The objective of Beatmania IIDX is to perform songs using a controller with seven key buttons and a scratchable turntable. Hitting notes with accurate timing increases the player's score and groove gauge bar, allowing the player to finish the stage. Failing to do so depletes the gauge and can prematurely end the song. IIDX has four play modes: 4 Keys, 5 Keys, 7 Keys, and Expert. The controls in the 4 Keys mode are limited to only the white buttons. 5 Keys is a mode where the player uses "3 white keys on bottom and 2 black keys on top" like in Beatmania. The 7 Keys mode utilizes all buttons and Expert has the player select a course and obtain the highest score. Clearing four or more stages in Internet Ranking results in a password, which can be submitted to Konami so that the player's score is registered and shown in worldwide rankings.

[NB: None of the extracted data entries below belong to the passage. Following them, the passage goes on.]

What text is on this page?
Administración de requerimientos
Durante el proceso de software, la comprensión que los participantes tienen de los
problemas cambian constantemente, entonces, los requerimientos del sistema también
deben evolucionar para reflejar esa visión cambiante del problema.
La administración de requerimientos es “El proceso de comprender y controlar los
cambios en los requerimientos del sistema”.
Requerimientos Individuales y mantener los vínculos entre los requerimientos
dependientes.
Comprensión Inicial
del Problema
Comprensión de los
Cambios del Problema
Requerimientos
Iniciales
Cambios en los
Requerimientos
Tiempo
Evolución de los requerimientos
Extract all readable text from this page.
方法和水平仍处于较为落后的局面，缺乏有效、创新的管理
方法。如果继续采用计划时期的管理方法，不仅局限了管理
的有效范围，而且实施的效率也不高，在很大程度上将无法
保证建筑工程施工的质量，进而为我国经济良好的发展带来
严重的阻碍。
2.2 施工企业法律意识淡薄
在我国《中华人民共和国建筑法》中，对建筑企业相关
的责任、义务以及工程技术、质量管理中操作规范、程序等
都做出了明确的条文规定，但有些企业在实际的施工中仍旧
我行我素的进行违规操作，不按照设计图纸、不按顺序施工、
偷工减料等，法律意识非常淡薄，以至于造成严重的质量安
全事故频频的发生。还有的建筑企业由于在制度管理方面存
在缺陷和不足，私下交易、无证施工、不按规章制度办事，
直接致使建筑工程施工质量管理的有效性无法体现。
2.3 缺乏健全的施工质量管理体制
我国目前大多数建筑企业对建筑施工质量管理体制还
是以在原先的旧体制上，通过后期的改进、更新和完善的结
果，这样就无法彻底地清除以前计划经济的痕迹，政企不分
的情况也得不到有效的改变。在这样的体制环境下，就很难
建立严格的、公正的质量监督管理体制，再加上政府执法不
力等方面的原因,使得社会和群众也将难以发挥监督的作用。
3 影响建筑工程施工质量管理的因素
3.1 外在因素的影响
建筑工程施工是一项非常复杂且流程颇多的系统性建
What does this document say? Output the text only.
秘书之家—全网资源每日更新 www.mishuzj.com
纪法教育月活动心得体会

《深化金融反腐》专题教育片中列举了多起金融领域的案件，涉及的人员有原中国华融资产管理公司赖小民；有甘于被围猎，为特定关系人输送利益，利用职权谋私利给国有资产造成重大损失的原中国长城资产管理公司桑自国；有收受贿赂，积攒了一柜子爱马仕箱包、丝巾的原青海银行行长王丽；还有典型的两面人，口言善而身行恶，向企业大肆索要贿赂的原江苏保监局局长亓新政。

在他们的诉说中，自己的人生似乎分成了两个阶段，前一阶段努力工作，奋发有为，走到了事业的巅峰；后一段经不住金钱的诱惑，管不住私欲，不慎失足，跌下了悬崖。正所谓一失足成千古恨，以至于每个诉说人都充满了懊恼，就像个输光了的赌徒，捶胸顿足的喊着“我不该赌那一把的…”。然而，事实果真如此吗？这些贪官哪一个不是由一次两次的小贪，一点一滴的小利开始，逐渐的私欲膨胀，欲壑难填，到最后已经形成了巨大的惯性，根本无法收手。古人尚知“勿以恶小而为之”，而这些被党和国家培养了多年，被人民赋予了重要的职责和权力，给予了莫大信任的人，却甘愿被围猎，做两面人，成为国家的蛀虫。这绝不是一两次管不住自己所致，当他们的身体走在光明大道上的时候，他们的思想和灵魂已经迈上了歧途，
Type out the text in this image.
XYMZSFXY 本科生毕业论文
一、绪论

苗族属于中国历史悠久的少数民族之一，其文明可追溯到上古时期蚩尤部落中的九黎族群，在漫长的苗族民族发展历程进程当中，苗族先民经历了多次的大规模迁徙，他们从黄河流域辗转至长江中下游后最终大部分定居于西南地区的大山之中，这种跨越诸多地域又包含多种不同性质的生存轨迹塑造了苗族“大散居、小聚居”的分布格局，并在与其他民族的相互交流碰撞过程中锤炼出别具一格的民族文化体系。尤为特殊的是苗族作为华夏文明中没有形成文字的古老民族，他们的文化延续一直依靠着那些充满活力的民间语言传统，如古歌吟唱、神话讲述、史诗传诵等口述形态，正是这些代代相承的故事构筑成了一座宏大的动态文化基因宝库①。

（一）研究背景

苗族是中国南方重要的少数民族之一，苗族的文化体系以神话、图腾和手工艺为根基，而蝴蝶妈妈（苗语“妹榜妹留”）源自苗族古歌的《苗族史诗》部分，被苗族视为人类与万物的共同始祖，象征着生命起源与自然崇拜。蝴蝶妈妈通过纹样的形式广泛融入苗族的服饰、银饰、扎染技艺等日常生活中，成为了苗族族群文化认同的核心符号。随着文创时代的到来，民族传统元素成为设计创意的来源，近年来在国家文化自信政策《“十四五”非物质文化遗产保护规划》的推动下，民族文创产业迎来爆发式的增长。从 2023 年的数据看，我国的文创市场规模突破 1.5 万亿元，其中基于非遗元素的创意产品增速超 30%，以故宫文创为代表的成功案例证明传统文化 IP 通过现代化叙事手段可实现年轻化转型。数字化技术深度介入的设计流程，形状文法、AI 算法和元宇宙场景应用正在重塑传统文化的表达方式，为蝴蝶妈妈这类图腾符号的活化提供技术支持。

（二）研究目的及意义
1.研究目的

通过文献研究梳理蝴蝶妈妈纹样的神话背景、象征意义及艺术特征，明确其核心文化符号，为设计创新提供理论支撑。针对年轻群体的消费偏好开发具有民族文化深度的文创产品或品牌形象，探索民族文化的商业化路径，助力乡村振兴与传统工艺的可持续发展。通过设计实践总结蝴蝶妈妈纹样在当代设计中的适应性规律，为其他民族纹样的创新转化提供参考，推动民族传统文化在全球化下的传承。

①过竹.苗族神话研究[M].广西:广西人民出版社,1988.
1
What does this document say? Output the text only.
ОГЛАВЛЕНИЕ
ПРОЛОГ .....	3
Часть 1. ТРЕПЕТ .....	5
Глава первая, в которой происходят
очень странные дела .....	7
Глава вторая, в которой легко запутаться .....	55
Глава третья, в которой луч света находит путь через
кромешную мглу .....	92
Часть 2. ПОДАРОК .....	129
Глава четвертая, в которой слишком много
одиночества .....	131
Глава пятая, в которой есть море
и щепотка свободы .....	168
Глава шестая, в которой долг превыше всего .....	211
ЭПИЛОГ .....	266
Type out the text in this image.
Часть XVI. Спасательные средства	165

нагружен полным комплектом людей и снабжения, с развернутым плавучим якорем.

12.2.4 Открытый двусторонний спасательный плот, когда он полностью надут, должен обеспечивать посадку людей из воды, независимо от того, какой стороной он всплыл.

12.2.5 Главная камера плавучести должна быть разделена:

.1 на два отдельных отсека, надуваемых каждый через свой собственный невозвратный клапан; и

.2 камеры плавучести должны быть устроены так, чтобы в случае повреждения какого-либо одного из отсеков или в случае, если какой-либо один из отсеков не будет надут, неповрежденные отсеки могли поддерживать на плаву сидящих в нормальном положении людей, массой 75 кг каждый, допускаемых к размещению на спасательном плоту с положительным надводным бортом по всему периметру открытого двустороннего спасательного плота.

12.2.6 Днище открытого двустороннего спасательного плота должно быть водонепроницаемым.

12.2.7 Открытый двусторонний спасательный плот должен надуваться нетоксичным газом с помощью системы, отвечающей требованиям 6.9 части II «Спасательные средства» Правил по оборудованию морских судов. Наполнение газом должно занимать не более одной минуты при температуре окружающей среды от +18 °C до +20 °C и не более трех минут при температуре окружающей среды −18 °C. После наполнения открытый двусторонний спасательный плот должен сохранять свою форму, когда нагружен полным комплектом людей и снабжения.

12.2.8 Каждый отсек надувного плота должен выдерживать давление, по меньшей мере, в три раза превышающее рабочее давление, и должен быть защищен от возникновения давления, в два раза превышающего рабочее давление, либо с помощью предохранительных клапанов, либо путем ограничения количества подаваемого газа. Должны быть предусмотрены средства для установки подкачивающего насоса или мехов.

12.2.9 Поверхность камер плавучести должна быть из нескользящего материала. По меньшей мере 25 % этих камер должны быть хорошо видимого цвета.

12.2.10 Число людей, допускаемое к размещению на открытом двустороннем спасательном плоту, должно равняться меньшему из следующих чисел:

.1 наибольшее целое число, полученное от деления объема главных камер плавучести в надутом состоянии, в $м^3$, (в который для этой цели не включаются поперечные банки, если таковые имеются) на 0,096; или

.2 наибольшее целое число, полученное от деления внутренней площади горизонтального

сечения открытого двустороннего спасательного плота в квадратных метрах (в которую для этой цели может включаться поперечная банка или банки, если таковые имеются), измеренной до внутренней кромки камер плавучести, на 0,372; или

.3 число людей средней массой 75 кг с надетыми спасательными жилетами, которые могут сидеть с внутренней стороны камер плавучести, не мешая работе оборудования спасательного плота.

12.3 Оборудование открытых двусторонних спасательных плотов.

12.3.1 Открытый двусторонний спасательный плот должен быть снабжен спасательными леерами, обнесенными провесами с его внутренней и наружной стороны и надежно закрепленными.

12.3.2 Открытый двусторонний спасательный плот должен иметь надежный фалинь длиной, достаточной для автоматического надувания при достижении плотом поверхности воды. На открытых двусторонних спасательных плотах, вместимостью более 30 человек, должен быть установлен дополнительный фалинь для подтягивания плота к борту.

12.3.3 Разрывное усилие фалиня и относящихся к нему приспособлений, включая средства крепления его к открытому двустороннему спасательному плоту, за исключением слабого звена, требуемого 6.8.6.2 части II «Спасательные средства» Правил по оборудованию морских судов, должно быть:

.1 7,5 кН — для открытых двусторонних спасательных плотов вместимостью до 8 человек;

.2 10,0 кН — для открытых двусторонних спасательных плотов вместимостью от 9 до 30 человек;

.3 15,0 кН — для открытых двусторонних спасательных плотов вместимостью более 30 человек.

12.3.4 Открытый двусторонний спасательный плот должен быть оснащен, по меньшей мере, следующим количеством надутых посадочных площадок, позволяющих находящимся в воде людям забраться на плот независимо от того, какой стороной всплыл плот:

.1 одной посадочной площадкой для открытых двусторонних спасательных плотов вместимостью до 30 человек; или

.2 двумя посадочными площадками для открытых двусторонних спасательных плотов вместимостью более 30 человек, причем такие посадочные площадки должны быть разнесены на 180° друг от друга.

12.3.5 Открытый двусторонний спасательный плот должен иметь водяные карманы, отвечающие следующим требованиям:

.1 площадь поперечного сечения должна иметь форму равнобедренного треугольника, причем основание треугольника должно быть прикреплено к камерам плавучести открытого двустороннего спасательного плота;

==Development and release==
In 1997, Konami distributed its Games & Music Division's (G.M.D.) Beatmania in Japan as an arcade DJ simulator, significantly influencing rhythm games. Its surprise success prompted the developer to rename itself Bemani, a portmanteau of the game's title. The studio made more music-themed video games following its release, including Pop'n Music and Dance Dance Revolution. Bemani conceived Beatmania IIDX as a sequel to Beatmania. It was designed to simulate the experience of a DJ performing songs live at a music venue which gave it a "club Visual Jockey feel." The game was released on February 26, 1999. While its predecessor used five keys, the IIDX controller had seven. The controller was one of components used in the game's Benami Twinkle cabinet, along with a large 40-inch widescreen monitor, large speakers, eight spotlights, and the Effect Fader (located in the control panel); the last of which is used to alter the sound during gameplay.

==Reception and legacy==
Neil Foster of Hardcore Gaming 101 noticed that player one's controller had the turntable relocated to the left side, which was advantageous to "some players." He commented that with the addition of a widescreen monitor, the black keys were given easily identifiable lanes. He called the game "a rocky start" for the Beatmania IIDX series, since it had music from Beatmanias first two iterations (1st Mix and 2nd Mix) paired with new songs and remixes. According to Foster, many players were initially not impressed with performing old songs on upgraded hardware, so they switched to Beatmania 4th Mix.

Bemani developed several sequels to the game after its release. Konami decided to link Beatmania IIDX Club Version (later Substream) cabinets with Dance Dance Revolution 2ndMix machines for simultaneous play, leading to increased success. In late 1999, the publisher hired artist Goli to design graphics and characters for Beatmania IIDX 2nd Style. Featuring a new visual theme, 3rd Style was ported to the PlayStation 2. In 2002, 8th Style was released after the discontinuation of the original Beatmania. Foster stated these popularized IIDX to the point where it overshadowed its predecessor, as the game not only earned more new songs, but became very difficult. A sequel with a five-key controller, Beatmania III, was released in 2000.